Pouvez-vous nous parler d’une situation de médiation qui vous a particulièrement marquée ?

Il s'agissait d'une demande de médiation familiale envoyée par une avocat pour sa cliente en grande détresse. La demande était très clairement de permettre une séparation provisoire très rapide. En fait tous les aspects du divorce ont pu être réglés en deux entretiens individuels et deux séances plénières avec un accord sur la séparation, les résidences, les enfants, le patrimoine mobilier et immobilier et les pensions. Au cours du déroulement de la médiation, j’étais extrêmement attentive à rester dans l'écoute et la demande des parties et à ne pas influer sur leurs propos et leurs échanges, d'autant que l'épouse parlait de maltraitance.

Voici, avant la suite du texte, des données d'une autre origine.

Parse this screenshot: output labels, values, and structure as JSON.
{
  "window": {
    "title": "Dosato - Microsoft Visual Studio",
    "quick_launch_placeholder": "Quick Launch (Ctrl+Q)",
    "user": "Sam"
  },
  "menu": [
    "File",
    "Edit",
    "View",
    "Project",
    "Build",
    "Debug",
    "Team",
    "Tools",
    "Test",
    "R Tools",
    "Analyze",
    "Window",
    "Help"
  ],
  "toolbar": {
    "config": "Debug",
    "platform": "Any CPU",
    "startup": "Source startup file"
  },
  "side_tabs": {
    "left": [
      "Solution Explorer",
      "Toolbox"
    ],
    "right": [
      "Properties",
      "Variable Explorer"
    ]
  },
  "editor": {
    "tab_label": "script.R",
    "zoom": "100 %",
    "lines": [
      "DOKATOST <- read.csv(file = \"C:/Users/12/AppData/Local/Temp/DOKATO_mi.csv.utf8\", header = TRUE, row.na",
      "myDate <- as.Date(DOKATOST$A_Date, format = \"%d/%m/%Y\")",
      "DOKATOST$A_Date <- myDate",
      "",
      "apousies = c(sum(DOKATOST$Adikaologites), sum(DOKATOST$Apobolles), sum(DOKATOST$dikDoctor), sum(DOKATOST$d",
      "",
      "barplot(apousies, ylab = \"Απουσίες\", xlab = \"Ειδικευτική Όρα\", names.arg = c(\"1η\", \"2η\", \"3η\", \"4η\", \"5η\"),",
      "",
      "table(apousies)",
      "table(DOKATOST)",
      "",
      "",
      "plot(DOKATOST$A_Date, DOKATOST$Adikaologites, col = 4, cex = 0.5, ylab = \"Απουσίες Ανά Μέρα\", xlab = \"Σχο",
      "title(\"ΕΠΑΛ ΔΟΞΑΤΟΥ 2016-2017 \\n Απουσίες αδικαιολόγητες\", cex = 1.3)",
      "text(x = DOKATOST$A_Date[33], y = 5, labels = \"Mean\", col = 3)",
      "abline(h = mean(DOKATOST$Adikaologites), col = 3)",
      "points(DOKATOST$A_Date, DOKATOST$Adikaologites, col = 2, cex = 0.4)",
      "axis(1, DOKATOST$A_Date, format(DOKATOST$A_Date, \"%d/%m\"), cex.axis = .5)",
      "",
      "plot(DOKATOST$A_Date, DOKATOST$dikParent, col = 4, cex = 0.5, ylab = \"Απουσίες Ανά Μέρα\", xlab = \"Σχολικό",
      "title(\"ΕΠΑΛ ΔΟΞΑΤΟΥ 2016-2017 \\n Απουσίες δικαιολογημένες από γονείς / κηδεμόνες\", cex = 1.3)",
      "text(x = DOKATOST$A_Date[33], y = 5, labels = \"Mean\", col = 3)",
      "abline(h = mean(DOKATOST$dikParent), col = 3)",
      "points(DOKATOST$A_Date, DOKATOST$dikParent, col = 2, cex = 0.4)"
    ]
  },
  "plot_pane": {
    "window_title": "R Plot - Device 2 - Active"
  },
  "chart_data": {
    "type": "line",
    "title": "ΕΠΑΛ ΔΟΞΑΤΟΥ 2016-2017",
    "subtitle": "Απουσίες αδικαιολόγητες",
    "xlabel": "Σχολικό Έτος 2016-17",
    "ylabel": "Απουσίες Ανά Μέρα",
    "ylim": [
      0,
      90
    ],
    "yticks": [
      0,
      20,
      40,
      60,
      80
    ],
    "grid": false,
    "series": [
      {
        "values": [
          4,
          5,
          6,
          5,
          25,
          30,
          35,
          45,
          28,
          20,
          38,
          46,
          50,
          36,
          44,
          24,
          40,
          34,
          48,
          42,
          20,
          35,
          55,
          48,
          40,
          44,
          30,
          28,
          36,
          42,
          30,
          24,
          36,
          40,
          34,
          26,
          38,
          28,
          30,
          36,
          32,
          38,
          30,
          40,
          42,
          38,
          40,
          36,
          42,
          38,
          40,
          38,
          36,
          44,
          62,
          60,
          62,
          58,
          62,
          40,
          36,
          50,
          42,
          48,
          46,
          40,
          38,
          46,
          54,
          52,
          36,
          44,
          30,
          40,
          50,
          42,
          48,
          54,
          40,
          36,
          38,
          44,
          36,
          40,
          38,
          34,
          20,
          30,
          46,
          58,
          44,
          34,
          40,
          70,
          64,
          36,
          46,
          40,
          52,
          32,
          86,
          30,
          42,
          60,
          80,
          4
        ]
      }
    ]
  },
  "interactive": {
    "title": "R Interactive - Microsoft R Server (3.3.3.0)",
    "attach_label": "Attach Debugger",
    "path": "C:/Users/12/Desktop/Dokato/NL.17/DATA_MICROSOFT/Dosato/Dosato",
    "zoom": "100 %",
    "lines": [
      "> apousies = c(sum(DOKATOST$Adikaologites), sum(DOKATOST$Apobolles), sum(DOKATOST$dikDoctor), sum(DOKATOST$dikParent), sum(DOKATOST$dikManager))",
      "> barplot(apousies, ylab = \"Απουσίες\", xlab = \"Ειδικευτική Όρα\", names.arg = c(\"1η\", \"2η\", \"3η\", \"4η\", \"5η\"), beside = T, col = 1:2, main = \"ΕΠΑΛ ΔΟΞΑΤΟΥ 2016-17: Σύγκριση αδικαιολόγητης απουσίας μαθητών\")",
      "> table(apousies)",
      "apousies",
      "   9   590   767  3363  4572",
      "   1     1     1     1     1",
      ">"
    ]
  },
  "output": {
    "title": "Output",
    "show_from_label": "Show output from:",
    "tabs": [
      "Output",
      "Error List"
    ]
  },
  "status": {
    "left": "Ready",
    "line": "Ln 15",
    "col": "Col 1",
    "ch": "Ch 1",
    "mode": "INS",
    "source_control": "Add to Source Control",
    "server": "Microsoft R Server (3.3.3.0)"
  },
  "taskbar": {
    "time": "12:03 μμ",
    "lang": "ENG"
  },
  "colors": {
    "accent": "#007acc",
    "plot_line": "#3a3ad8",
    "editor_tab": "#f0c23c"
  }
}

A l'issue des entretiens individuels, Monsieur ne voulant pas d'avocat, Madame a accepté de nous faire confiance et en accord avec son avocate, de venir seule en médiation. Sa demande était dans un premier temps de pouvoir quitter son mari et organiser la séparation au plus vite. La situation était très délicate et Monsieur ne croyait absolument pas à la possibilité d'un accord. Ma comédiatrice et moi avons senti qu'il ne fallait pas excéder leur demande et ne pas aller sur le terrain des émotions. Il s'est avéré effectivement que les deux parties parvenaient à se mettre d'accord pas à pas sur les thèmes concrets que nous avions définis ensemble uniquement parce que nous restions dans le factuel et ne débordions absolument pas de ce qu'ils pouvaient avoir à se dire. Des émotions ont surgi naturellement et des échanges ont eu lieu sur les ressentis et les besoins mais de manière succincte et tout en les accueillant, nous avons surtout veillé à ne pas les laisser se développer. C'était ce qui pouvait les aider le mieux. Leur accord au final était si concret, viable et convenu entre eux qu'il a pu être transformé tel quel en divorce par consentement mutuel.

Qu’avez-vous appris de cette médiation ? Quel souvenir en conservez-vous ?

Si en général la médiation consiste à faire entendre aux parties les ressentis de l'autre, j'ai compris que le plus important est de respecter aussi bien la demande qui est faite que les personnes elles-mêmes et d'être véritablement dans l'écoute de ce qui est dit. Et c'est en fonction de cela que la médiation doit être menée. C'est là que la confiance s'installe. Les personnes sentent qu'elles sont libres, se lâchent progressivement et vont peut-être pouvoir se parler sans que les mécanismes ou dérapages qui les bloquent habituellement se produisent. Dans le cas développé ci dessus, mon passé d'avocat a permis de traiter tous les points relatifs au divorce. Pourtant les deux principes de base, être vraiment à l'écoute et mettre les médiés en confiance, permettent de faire une bonne médiation même si le médiateur n'a pas une connaissance particulière du thème du conflit. Certes on peut se sentir plus à l'aise dans un domaine que l'on maîtrise, mais il est tout à fait étonnant de constater que, même lorsque l'on ignore tout des particularités d'un domaine, par exemple en matière administrative, la médiation peut parfaitement fonctionner. La médiation appartient aux médiés. Le médiateur est un passeur. Il dirige la médiation mais son avis et ses émotions doivent être extrêmement maîtrisées.

Avez-vous un moment fort de cette médiation à nous raconter ?

Cette médiation était extrêmement forte et tendue car il y avait beaucoup de souffrance de part et d'autre. Lorsque Madame qui, par son travail gagnait l'argent du ménage, a dit à son mari au chômage que c'était lui qui avait toujours géré les finances du couple et qu'elle lui faisait confiance sur les évaluations et les comptes qu'il pourrait faire, il a été manifestement très surpris et s'est trouvé en mesure d'entendre après cela les propositions de son épouse.